Думаю, имей возможность нас уничтожить, не побрезговали бы. Будущее покажет. Пока же таких окрестили "невостребованными", место, куда согнали - Приютом, а по периметру колючая проволока под особым напряжением и забор из базальтовых плит в рунической вязи - нам его не пройти. Приют... По мне, так гетто, резервация, что угодно, но не приют. Спасибо, оставили лес и этот холм с кленом и видом на горы. Тут красиво и плывут облака. Скучно? Дай согласие на работы в шахтах, или куда направят - условия рабские, работа тяжелая, но будешь снова живым. Желающих много, вот только берут не всех. Луиза подошла. С ее хрупкостью и внешностью, не хочу даже думать для чего.
Я ни с кем не общался здесь, кроме нее. А смысл? Как-то обрадовался, увидев двух римлян — настоящих, в тогах, в сандалиях — думал, расспрошу, расширю кругозор. Смотрю, а они в домино играют с прощелыгой из моего века. Все смешалось, и те, кто здесь давно, уже ничего не помнят. Занимается кто чем хочет, как говорит Луиза, каждый штопает свою вечность.
Утром снова бил колокол. Луизу окружала толпа — давали напутствия, просили найти родственников, совали записки, желали счастливо и надолго устроиться по ту сторону, а, главное, не забывать.
Заметив меня, она кинулась и повисла на шее, оставив свой кодекс дамы и недавнюю обиду.
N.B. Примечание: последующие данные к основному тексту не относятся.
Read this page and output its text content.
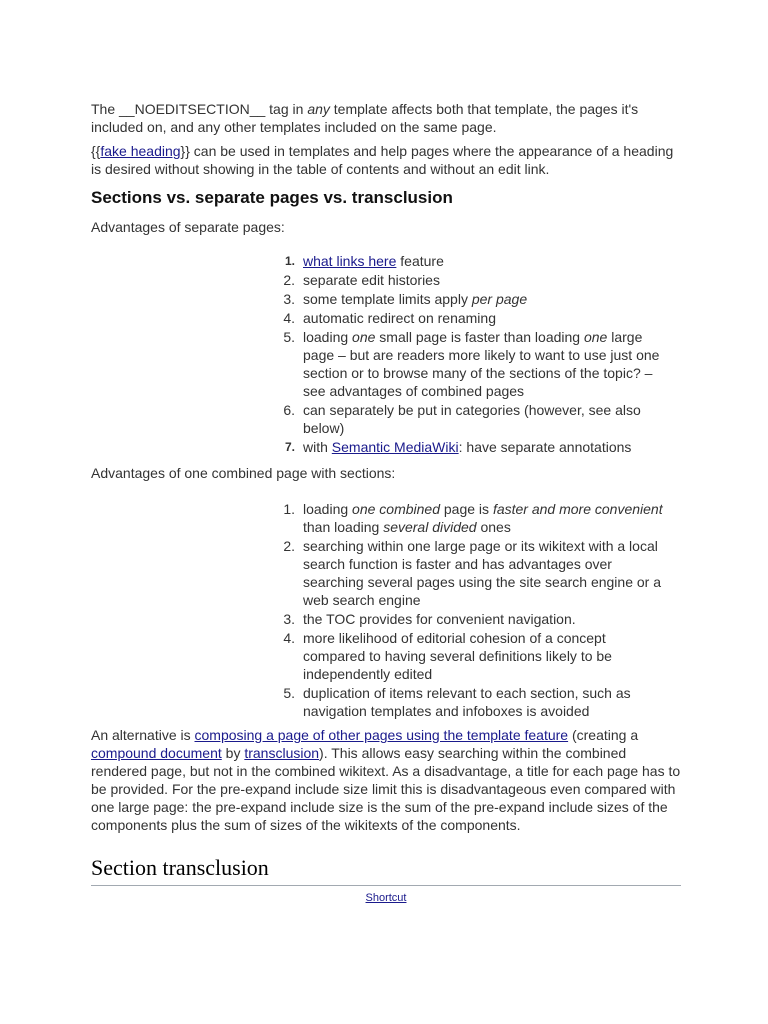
The __NOEDITSECTION__ tag in any template affects both that template, the pages it's included on, and any other templates included on the same page.

{{fake heading}} can be used in templates and help pages where the appearance of a heading is desired without showing in the table of contents and without an edit link.

Sections vs. separate pages vs. transclusion

Advantages of separate pages:

1. what links here feature
2. separate edit histories
3. some template limits apply per page
4. automatic redirect on renaming
5. loading one small page is faster than loading one large page – but are readers more likely to want to use just one section or to browse many of the sections of the topic? – see advantages of combined pages
6. can separately be put in categories (however, see also below)
7. with Semantic MediaWiki: have separate annotations

Advantages of one combined page with sections:

1. loading one combined page is faster and more convenient than loading several divided ones
2. searching within one large page or its wikitext with a local search function is faster and has advantages over searching several pages using the site search engine or a web search engine
3. the TOC provides for convenient navigation.
4. more likelihood of editorial cohesion of a concept compared to having several definitions likely to be independently edited
5. duplication of items relevant to each section, such as navigation templates and infoboxes is avoided

An alternative is composing a page of other pages using the template feature (creating a compound document by transclusion). This allows easy searching within the combined rendered page, but not in the combined wikitext. As a disadvantage, a title for each page has to be provided. For the pre-expand include size limit this is disadvantageous even compared with one large page: the pre-expand include size is the sum of the pre-expand include sizes of the components plus the sum of sizes of the wikitexts of the components.

Section transclusion
Shortcut
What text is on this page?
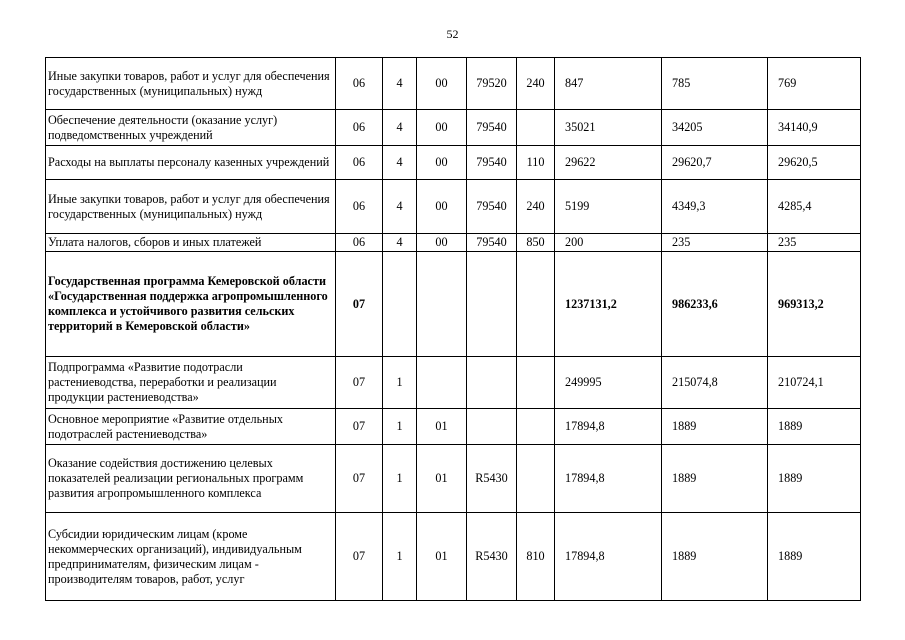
52
Иные закупки товаров, работ и услуг для обеспечения государственных (муниципальных) нужд	06	4	00	79520	240	847	785	769
Обеспечение деятельности (оказание услуг) подведомственных учреждений	06	4	00	79540		35021	34205	34140,9
Расходы на выплаты персоналу казенных учреждений	06	4	00	79540	110	29622	29620,7	29620,5
Иные закупки товаров, работ и услуг для обеспечения государственных (муниципальных) нужд	06	4	00	79540	240	5199	4349,3	4285,4
Уплата налогов, сборов и иных платежей	06	4	00	79540	850	200	235	235
Государственная программа Кемеровской области «Государственная поддержка агропромышленного комплекса и устойчивого развития сельских территорий в Кемеровской области»	07					1237131,2	986233,6	969313,2
Подпрограмма «Развитие подотрасли растениеводства, переработки и реализации продукции растениеводства»	07	1				249995	215074,8	210724,1
Основное мероприятие «Развитие отдельных подотраслей растениеводства»	07	1	01			17894,8	1889	1889
Оказание содействия достижению целевых показателей реализации региональных программ развития агропромышленного комплекса	07	1	01	R5430		17894,8	1889	1889
Субсидии юридическим лицам (кроме некоммерческих организаций), индивидуальным предпринимателям, физическим лицам - производителям товаров, работ, услуг	07	1	01	R5430	810	17894,8	1889	1889
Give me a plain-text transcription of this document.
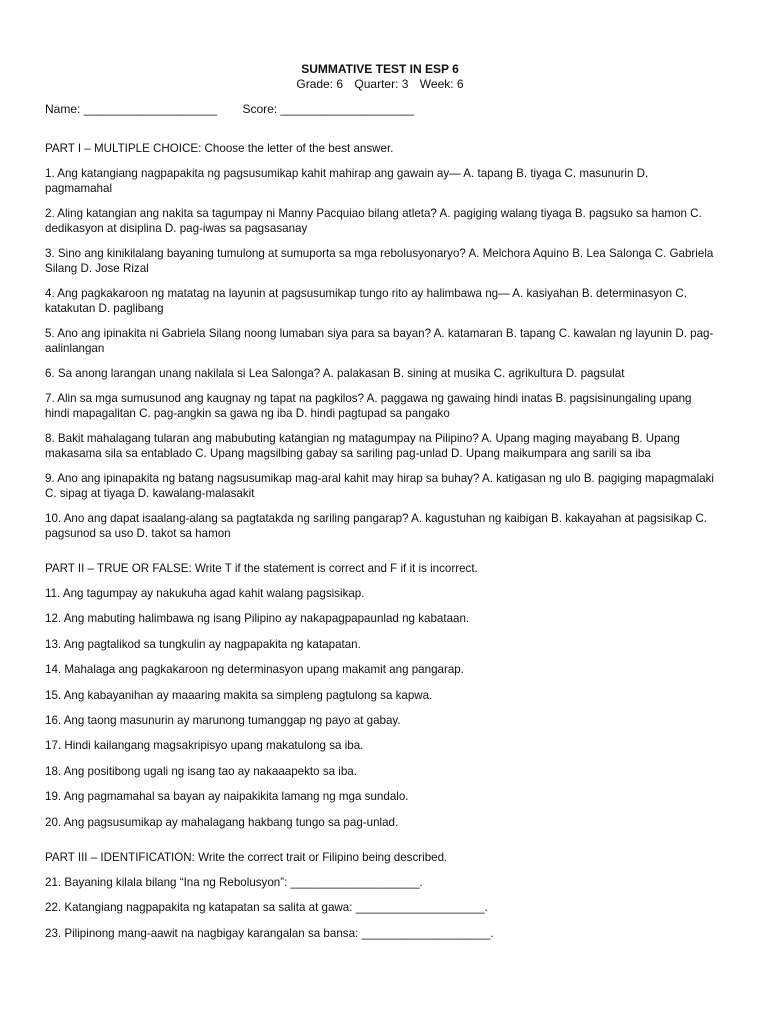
SUMMATIVE TEST IN ESP 6

Grade: 6 Quarter: 3 Week: 6

Name: ____________________ Score: ____________________

PART I – MULTIPLE CHOICE: Choose the letter of the best answer.

1. Ang katangiang nagpapakita ng pagsusumikap kahit mahirap ang gawain ay— A. tapang B. tiyaga C. masunurin D. pagmamahal

2. Aling katangian ang nakita sa tagumpay ni Manny Pacquiao bilang atleta? A. pagiging walang tiyaga B. pagsuko sa hamon C. dedikasyon at disiplina D. pag-iwas sa pagsasanay

3. Sino ang kinikilalang bayaning tumulong at sumuporta sa mga rebolusyonaryo? A. Melchora Aquino B. Lea Salonga C. Gabriela Silang D. Jose Rizal

4. Ang pagkakaroon ng matatag na layunin at pagsusumikap tungo rito ay halimbawa ng— A. kasiyahan B. determinasyon C. katakutan D. paglibang

5. Ano ang ipinakita ni Gabriela Silang noong lumaban siya para sa bayan? A. katamaran B. tapang C. kawalan ng layunin D. pag-aalinlangan

6. Sa anong larangan unang nakilala si Lea Salonga? A. palakasan B. sining at musika C. agrikultura D. pagsulat

7. Alin sa mga sumusunod ang kaugnay ng tapat na pagkilos? A. paggawa ng gawaing hindi inatas B. pagsisinungaling upang hindi mapagalitan C. pag-angkin sa gawa ng iba D. hindi pagtupad sa pangako

8. Bakit mahalagang tularan ang mabubuting katangian ng matagumpay na Pilipino? A. Upang maging mayabang B. Upang makasama sila sa entablado C. Upang magsilbing gabay sa sariling pag-unlad D. Upang maikumpara ang sarili sa iba

9. Ano ang ipinapakita ng batang nagsusumikap mag-aral kahit may hirap sa buhay? A. katigasan ng ulo B. pagiging mapagmalaki C. sipag at tiyaga D. kawalang-malasakit

10. Ano ang dapat isaalang-alang sa pagtatakda ng sariling pangarap? A. kagustuhan ng kaibigan B. kakayahan at pagsisikap C. pagsunod sa uso D. takot sa hamon

PART II – TRUE OR FALSE: Write T if the statement is correct and F if it is incorrect.

11. Ang tagumpay ay nakukuha agad kahit walang pagsisikap.

12. Ang mabuting halimbawa ng isang Pilipino ay nakapagpapaunlad ng kabataan.

13. Ang pagtalikod sa tungkulin ay nagpapakita ng katapatan.

14. Mahalaga ang pagkakaroon ng determinasyon upang makamit ang pangarap.

15. Ang kabayanihan ay maaaring makita sa simpleng pagtulong sa kapwa.

16. Ang taong masunurin ay marunong tumanggap ng payo at gabay.

17. Hindi kailangang magsakripisyo upang makatulong sa iba.

18. Ang positibong ugali ng isang tao ay nakaaapekto sa iba.

19. Ang pagmamahal sa bayan ay naipakikita lamang ng mga sundalo.

20. Ang pagsusumikap ay mahalagang hakbang tungo sa pag-unlad.

PART III – IDENTIFICATION: Write the correct trait or Filipino being described.

21. Bayaning kilala bilang “Ina ng Rebolusyon”: ____________________.

22. Katangiang nagpapakita ng katapatan sa salita at gawa: ____________________.

23. Pilipinong mang-aawit na nagbigay karangalan sa bansa: ____________________.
— Я приду за тобой, — шептала она, трогая лицо и плечи, как слепая. — Я клянусь, мы будем вместе... Ты можешь не верить, но так и будет. Я все сделаю, чтобы там, по ту сторону почувствовать твои губы, теплые, живые. Ты же знаешь, мертвые не врут, и если любят, то любят вечно...
— Ты уже почти живая, — ответил я и подтолкнул к Вратам, где ждали стражи, двое из Комитета по трудоустройству "невостребованных" и новая жизнь.
Все скоро разошлись. У решетки остался я один.
Она вышла пошатываясь, как новорожденный олененок. Так бывает, когда снова начинаешь дышать и чувствовать тяжесть тела.
Стоя у старых качелей, Луиза жевала долгожеланное яблоко.
— Сладкое... Сладкое! — прокричала она. Лицо ее влажно блестело. Плакала, а может мне показалось. Была далеко.
Верил ли я ее словам? Нет, конечно. Хватит с меня ожиданий. Когда-то я ждал появления Ани, потом решил, что она не смогла оставить жизнь, и теперь собирает деньги, и обязательно придет за мной, потому что клялась и потому что любила. Как идиот ждал колокола, а он звонил по другим. Позже от новопоступившего узнал, Аня по-прежнему среди живых, у нее семья, и она искренне считает, что я рад ее земному счастью.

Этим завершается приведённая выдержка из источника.